부산대학교 도서관

Electron transfer between redox centres is at the core of biochemical processes essential for life, such as respiration and photosynthesis. However, studying these processes can be challenging due to the complex nature of bioenergetic proteins, in which functionality is often obscured by the protein's evolutionary legacy. This can be addressed by designing proteins de novo, with redox active cofactors, such as hemes or flavins, placed within a simple protein scaffold. Flavins are of particular interest as they are capable of one and two electron transfer reactions, and can be photoactivated, enabling light-induced electron transfer and catalysis. This thesis investigates different computational methods of engineering flavin binding sites into de novo four helix bundles. Whilst the computational workflow did not produce any designs capable of binding flavins noncovalently, similar computational methods were successfully used to engineer a binding site containing a covalently anchored flavin. This approach was used on several de novo proteins, yielding helical and thermostable proteins binding a covalently anchored riboflavin and heme in a desired stoichiometry, or simply the riboflavin alone.
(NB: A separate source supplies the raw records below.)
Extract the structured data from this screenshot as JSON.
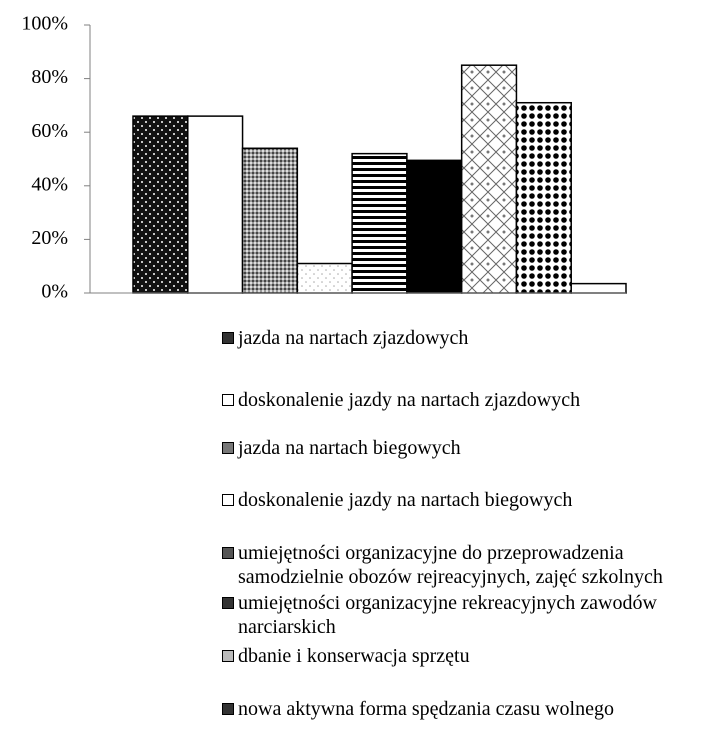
{
  "chart_data": {
    "type": "bar",
    "categories": [
      "jazda na nartach zjazdowych",
      "doskonalenie jazdy na nartach zjazdowych",
      "jazda na nartach biegowych",
      "doskonalenie jazdy na nartach biegowych",
      "umiejętności organizacyjne do przeprowadzenia samodzielnie obozów rejreacyjnych, zajęć szkolnych",
      "umiejętności organizacyjne rekreacyjnych zawodów narciarskich",
      "dbanie i konserwacja sprzętu",
      "nowa aktywna forma spędzania czasu wolnego",
      null
    ],
    "values": [
      66,
      66,
      54,
      11,
      52,
      49.5,
      85,
      71,
      3.5
    ],
    "ylim": [
      0,
      100
    ],
    "yticks": [
      {
        "value": 0,
        "label": "0%"
      },
      {
        "value": 20,
        "label": "20%"
      },
      {
        "value": 40,
        "label": "40%"
      },
      {
        "value": 60,
        "label": "60%"
      },
      {
        "value": 80,
        "label": "80%"
      },
      {
        "value": 100,
        "label": "100%"
      }
    ],
    "grid": false
  }
}
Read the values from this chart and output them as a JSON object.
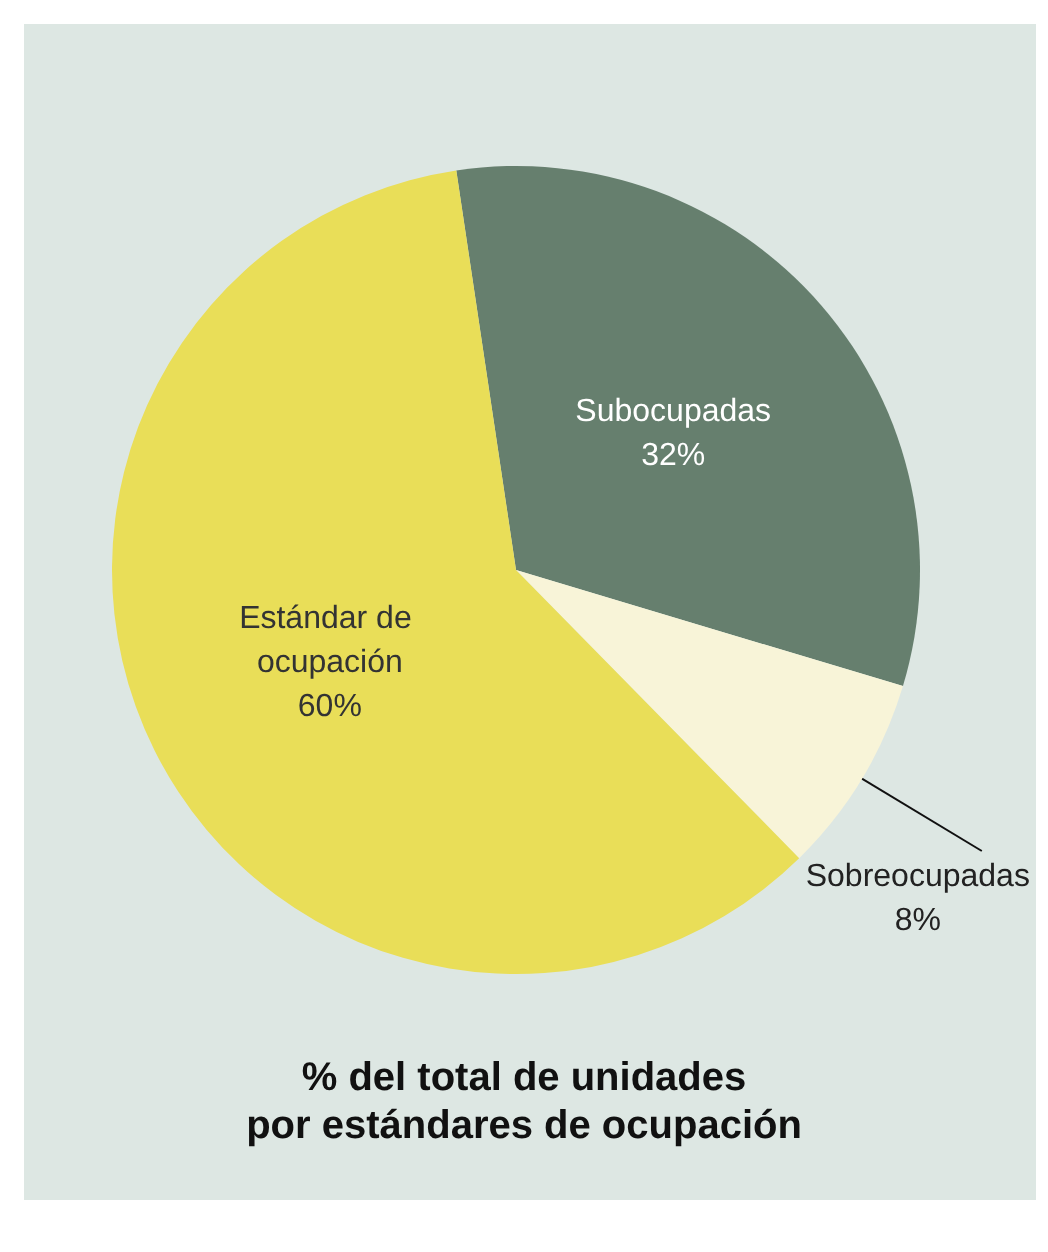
{
  "chart_data": {
    "type": "pie",
    "title": "% del total de unidades\npor estándares de ocupación",
    "categories": [
      "Subocupadas",
      "Sobreocupadas",
      "Estándar de ocupación"
    ],
    "values": [
      32,
      8,
      60
    ],
    "value_labels": [
      "32%",
      "8%",
      "60%"
    ],
    "colors": [
      "#667f6e",
      "#f8f4d8",
      "#e9de58"
    ],
    "legend": false
  }
}
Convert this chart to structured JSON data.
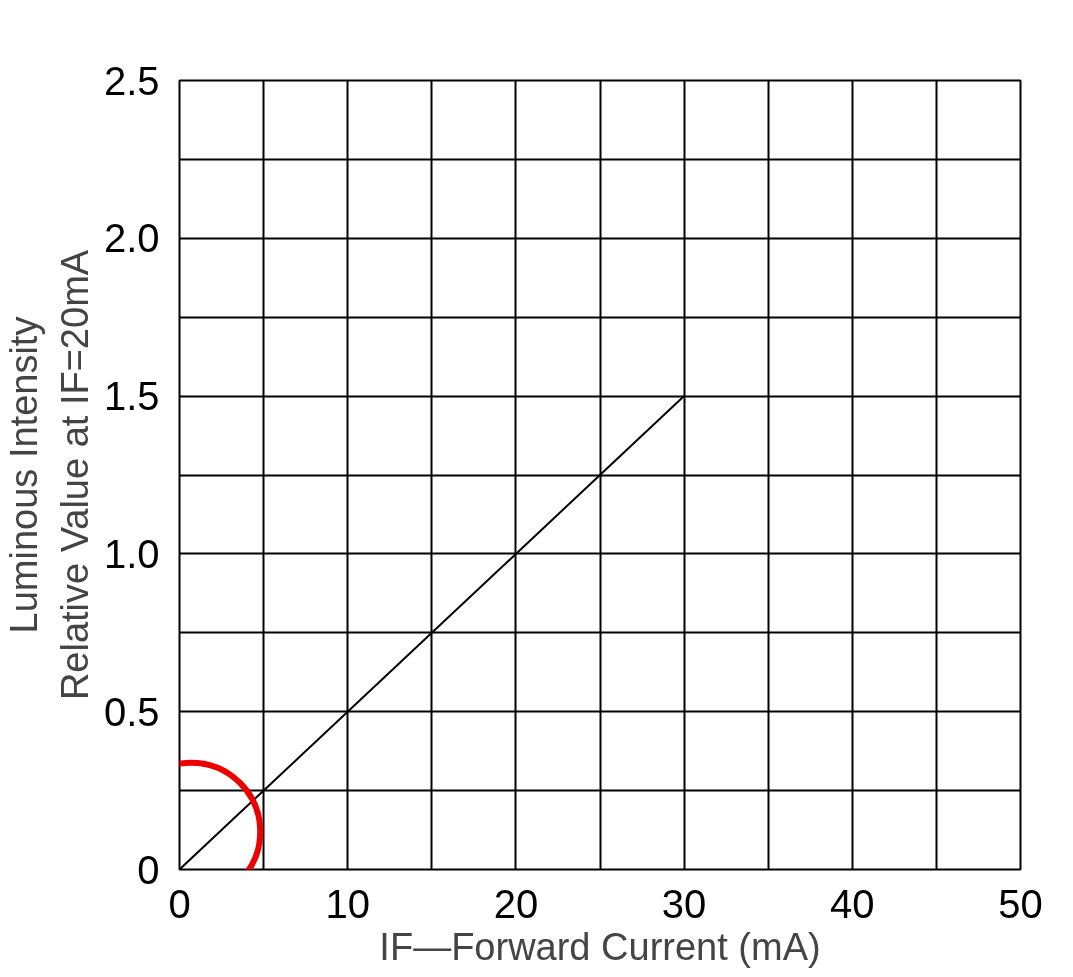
{
  "chart_data": {
    "type": "line",
    "xlabel": "IF—Forward Current (mA)",
    "ylabel": "Luminous Intensity\nRelative Value at IF=20mA",
    "x": [
      0,
      30
    ],
    "series": [
      {
        "color": "#000000",
        "values": [
          0,
          1.5
        ]
      }
    ],
    "xlim": [
      0,
      50
    ],
    "ylim": [
      0,
      2.5
    ],
    "xticks": [
      0,
      {
        "value": 5,
        "label": null
      },
      10,
      {
        "value": 15,
        "label": null
      },
      20,
      {
        "value": 25,
        "label": null
      },
      30,
      {
        "value": 35,
        "label": null
      },
      40,
      {
        "value": 45,
        "label": null
      },
      50
    ],
    "yticks": [
      0,
      {
        "value": 0.25,
        "label": null
      },
      0.5,
      {
        "value": 0.75,
        "label": null
      },
      {
        "value": 1,
        "label": "1.0"
      },
      {
        "value": 1.25,
        "label": null
      },
      1.5,
      {
        "value": 1.75,
        "label": null
      },
      {
        "value": 2,
        "label": "2.0"
      },
      {
        "value": 2.25,
        "label": null
      },
      2.5
    ],
    "grid": true,
    "marker": "none",
    "line_style": "solid"
  }
}
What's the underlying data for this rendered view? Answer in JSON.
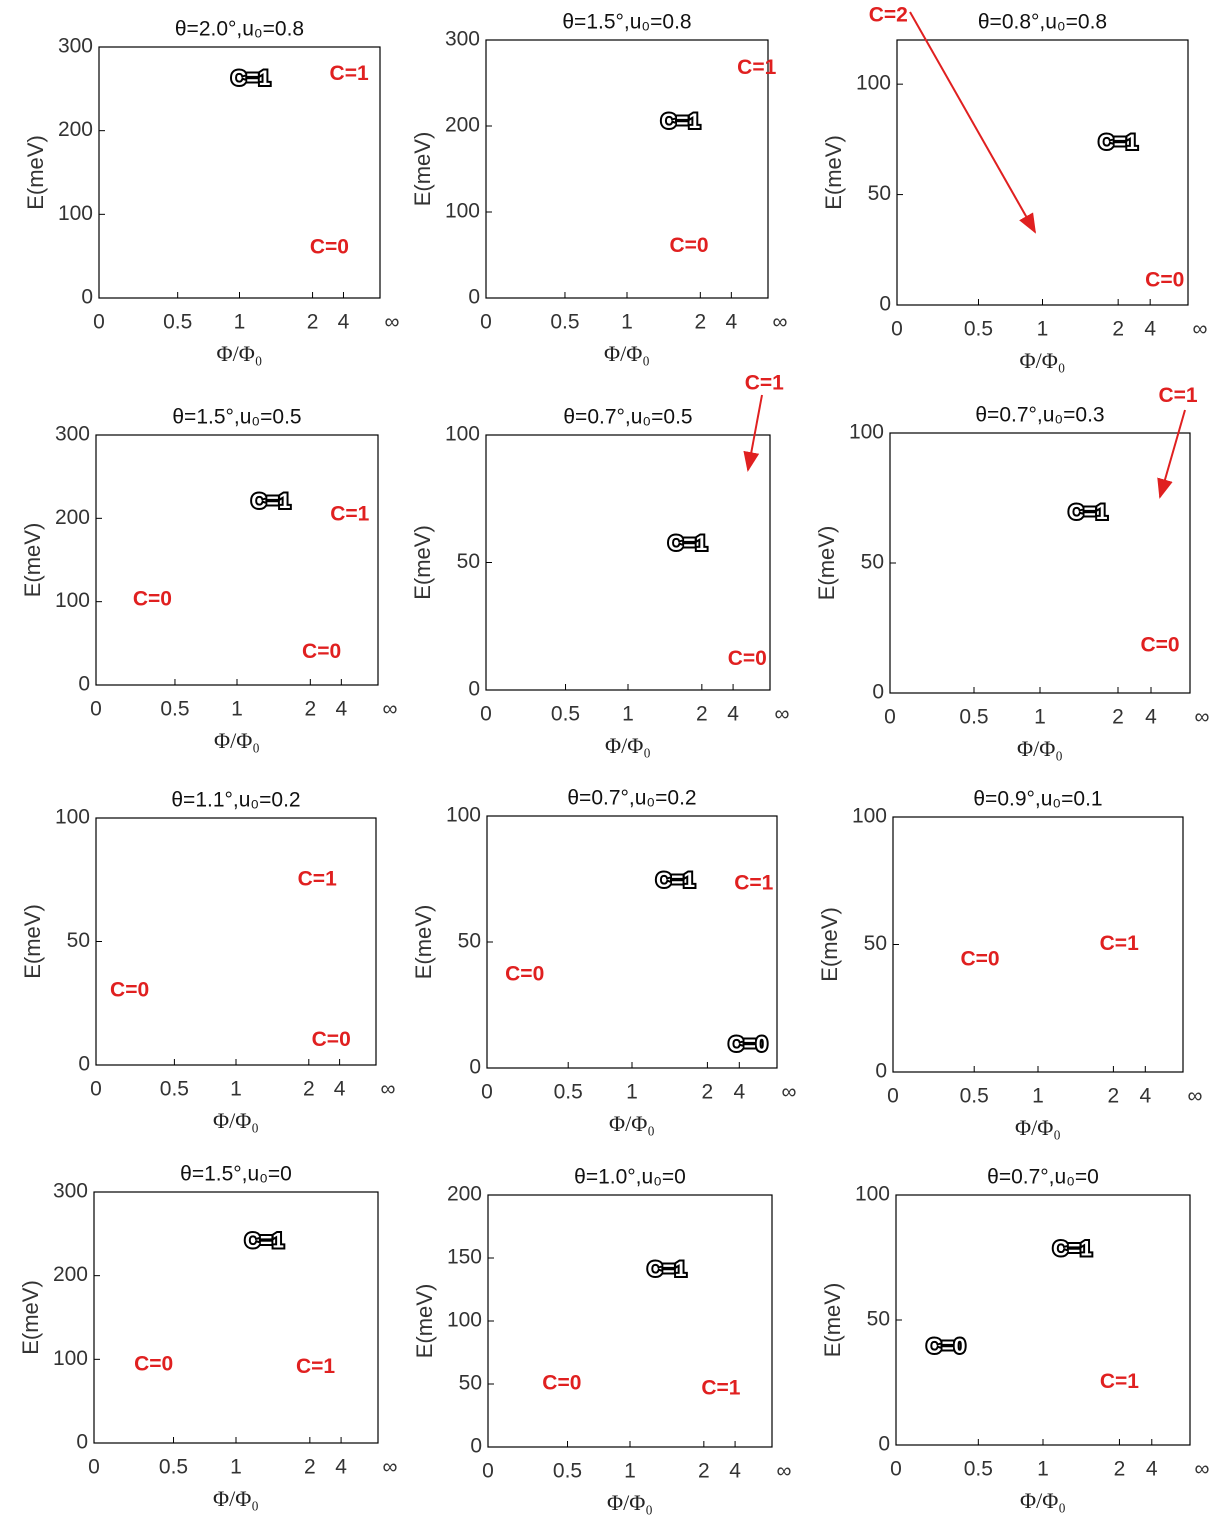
{
  "chart_data": [
    {
      "type": "line",
      "title": "θ=2.0°,u₀=0.8",
      "x_label": "Φ/Φ₀",
      "y_label": "E(meV)",
      "ylim": [
        0,
        300
      ],
      "yticks": [
        0,
        100,
        200,
        300
      ],
      "xticks": [
        0,
        0.5,
        1,
        2,
        4,
        {
          "value": null,
          "label": "∞"
        }
      ],
      "annotations": [
        {
          "text": "C=1",
          "color": "#ffffff"
        },
        {
          "text": "C=1",
          "color": "#e02020"
        },
        {
          "text": "C=0",
          "color": "#e02020"
        }
      ]
    },
    {
      "type": "line",
      "title": "θ=1.5°,u₀=0.8",
      "x_label": "Φ/Φ₀",
      "y_label": "E(meV)",
      "ylim": [
        0,
        300
      ],
      "yticks": [
        0,
        100,
        200,
        300
      ],
      "xticks": [
        0,
        0.5,
        1,
        2,
        4,
        {
          "value": null,
          "label": "∞"
        }
      ],
      "annotations": [
        {
          "text": "C=1",
          "color": "#ffffff"
        },
        {
          "text": "C=1",
          "color": "#e02020"
        },
        {
          "text": "C=0",
          "color": "#e02020"
        }
      ]
    },
    {
      "type": "line",
      "title": "θ=0.8°,u₀=0.8",
      "x_label": "Φ/Φ₀",
      "y_label": "E(meV)",
      "ylim": [
        0,
        120
      ],
      "yticks": [
        0,
        50,
        100
      ],
      "xticks": [
        0,
        0.5,
        1,
        2,
        4,
        {
          "value": null,
          "label": "∞"
        }
      ],
      "annotations": [
        {
          "text": "C=2",
          "color": "#e02020"
        },
        {
          "text": "C=1",
          "color": "#ffffff"
        },
        {
          "text": "C=0",
          "color": "#e02020"
        }
      ]
    },
    {
      "type": "line",
      "title": "θ=1.5°,u₀=0.5",
      "x_label": "Φ/Φ₀",
      "y_label": "E(meV)",
      "ylim": [
        0,
        300
      ],
      "yticks": [
        0,
        100,
        200,
        300
      ],
      "xticks": [
        0,
        0.5,
        1,
        2,
        4,
        {
          "value": null,
          "label": "∞"
        }
      ],
      "annotations": [
        {
          "text": "C=1",
          "color": "#ffffff"
        },
        {
          "text": "C=1",
          "color": "#e02020"
        },
        {
          "text": "C=0",
          "color": "#e02020"
        },
        {
          "text": "C=0",
          "color": "#e02020"
        }
      ]
    },
    {
      "type": "line",
      "title": "θ=0.7°,u₀=0.5",
      "x_label": "Φ/Φ₀",
      "y_label": "E(meV)",
      "ylim": [
        0,
        100
      ],
      "yticks": [
        0,
        50,
        100
      ],
      "xticks": [
        0,
        0.5,
        1,
        2,
        4,
        {
          "value": null,
          "label": "∞"
        }
      ],
      "annotations": [
        {
          "text": "C=1",
          "color": "#e02020"
        },
        {
          "text": "C=1",
          "color": "#ffffff"
        },
        {
          "text": "C=0",
          "color": "#e02020"
        }
      ]
    },
    {
      "type": "line",
      "title": "θ=0.7°,u₀=0.3",
      "x_label": "Φ/Φ₀",
      "y_label": "E(meV)",
      "ylim": [
        0,
        100
      ],
      "yticks": [
        0,
        50,
        100
      ],
      "xticks": [
        0,
        0.5,
        1,
        2,
        4,
        {
          "value": null,
          "label": "∞"
        }
      ],
      "annotations": [
        {
          "text": "C=1",
          "color": "#e02020"
        },
        {
          "text": "C=1",
          "color": "#ffffff"
        },
        {
          "text": "C=0",
          "color": "#e02020"
        }
      ]
    },
    {
      "type": "line",
      "title": "θ=1.1°,u₀=0.2",
      "x_label": "Φ/Φ₀",
      "y_label": "E(meV)",
      "ylim": [
        0,
        100
      ],
      "yticks": [
        0,
        50,
        100
      ],
      "xticks": [
        0,
        0.5,
        1,
        2,
        4,
        {
          "value": null,
          "label": "∞"
        }
      ],
      "annotations": [
        {
          "text": "C=1",
          "color": "#e02020"
        },
        {
          "text": "C=0",
          "color": "#e02020"
        },
        {
          "text": "C=0",
          "color": "#e02020"
        }
      ]
    },
    {
      "type": "line",
      "title": "θ=0.7°,u₀=0.2",
      "x_label": "Φ/Φ₀",
      "y_label": "E(meV)",
      "ylim": [
        0,
        100
      ],
      "yticks": [
        0,
        50,
        100
      ],
      "xticks": [
        0,
        0.5,
        1,
        2,
        4,
        {
          "value": null,
          "label": "∞"
        }
      ],
      "annotations": [
        {
          "text": "C=1",
          "color": "#ffffff"
        },
        {
          "text": "C=1",
          "color": "#e02020"
        },
        {
          "text": "C=0",
          "color": "#e02020"
        },
        {
          "text": "C=0",
          "color": "#ffffff"
        }
      ]
    },
    {
      "type": "line",
      "title": "θ=0.9°,u₀=0.1",
      "x_label": "Φ/Φ₀",
      "y_label": "E(meV)",
      "ylim": [
        0,
        100
      ],
      "yticks": [
        0,
        50,
        100
      ],
      "xticks": [
        0,
        0.5,
        1,
        2,
        4,
        {
          "value": null,
          "label": "∞"
        }
      ],
      "annotations": [
        {
          "text": "C=0",
          "color": "#e02020"
        },
        {
          "text": "C=1",
          "color": "#e02020"
        }
      ]
    },
    {
      "type": "line",
      "title": "θ=1.5°,u₀=0",
      "x_label": "Φ/Φ₀",
      "y_label": "E(meV)",
      "ylim": [
        0,
        300
      ],
      "yticks": [
        0,
        100,
        200,
        300
      ],
      "xticks": [
        0,
        0.5,
        1,
        2,
        4,
        {
          "value": null,
          "label": "∞"
        }
      ],
      "annotations": [
        {
          "text": "C=1",
          "color": "#ffffff"
        },
        {
          "text": "C=0",
          "color": "#e02020"
        },
        {
          "text": "C=1",
          "color": "#e02020"
        }
      ]
    },
    {
      "type": "line",
      "title": "θ=1.0°,u₀=0",
      "x_label": "Φ/Φ₀",
      "y_label": "E(meV)",
      "ylim": [
        0,
        200
      ],
      "yticks": [
        0,
        50,
        100,
        150,
        200
      ],
      "xticks": [
        0,
        0.5,
        1,
        2,
        4,
        {
          "value": null,
          "label": "∞"
        }
      ],
      "annotations": [
        {
          "text": "C=1",
          "color": "#ffffff"
        },
        {
          "text": "C=0",
          "color": "#e02020"
        },
        {
          "text": "C=1",
          "color": "#e02020"
        }
      ]
    },
    {
      "type": "line",
      "title": "θ=0.7°,u₀=0",
      "x_label": "Φ/Φ₀",
      "y_label": "E(meV)",
      "ylim": [
        0,
        100
      ],
      "yticks": [
        0,
        50,
        100
      ],
      "xticks": [
        0,
        0.5,
        1,
        2,
        4,
        {
          "value": null,
          "label": "∞"
        }
      ],
      "annotations": [
        {
          "text": "C=1",
          "color": "#ffffff"
        },
        {
          "text": "C=0",
          "color": "#ffffff"
        },
        {
          "text": "C=1",
          "color": "#e02020"
        }
      ]
    }
  ]
}
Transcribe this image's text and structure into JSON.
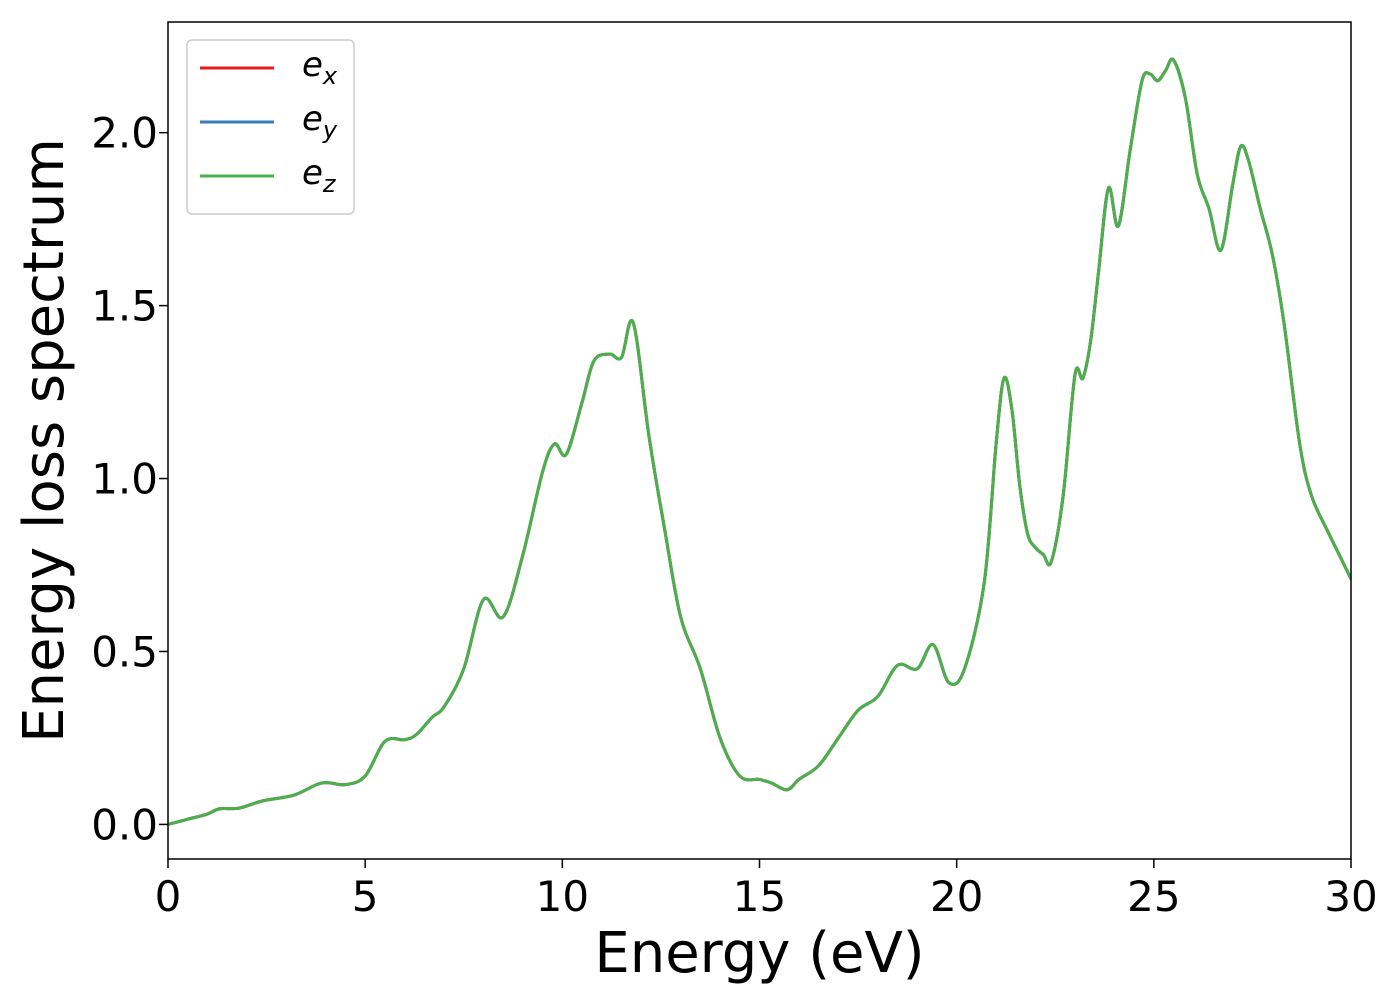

These proteins were able to rapidly abstract electrons upon exposure to light, storing the reducing equivalents within the heme or flavin itself. However, the designed proteins were shown to be highly structurally flexible, with in silico simulations highlighting the challenges of incorporating both cofactors in the small helical scaffold. Additionally, natural flavin transferases and their ability to covalently attach flavins to de novo scaffolds were explored. The preliminary results indicated that this is a viable strategy, especially as flavin-bound proteins can be produced in vivo. The work described here creates a foundation for incorporating covalently bound flavins into designed scaffolds, enabling creation of minimal light activated redox proteins. These proteins can serve as a foundation to develop efficient light harvesting systems for bioinspired solar cells or minimal flavin-based (photo)biocatalysts.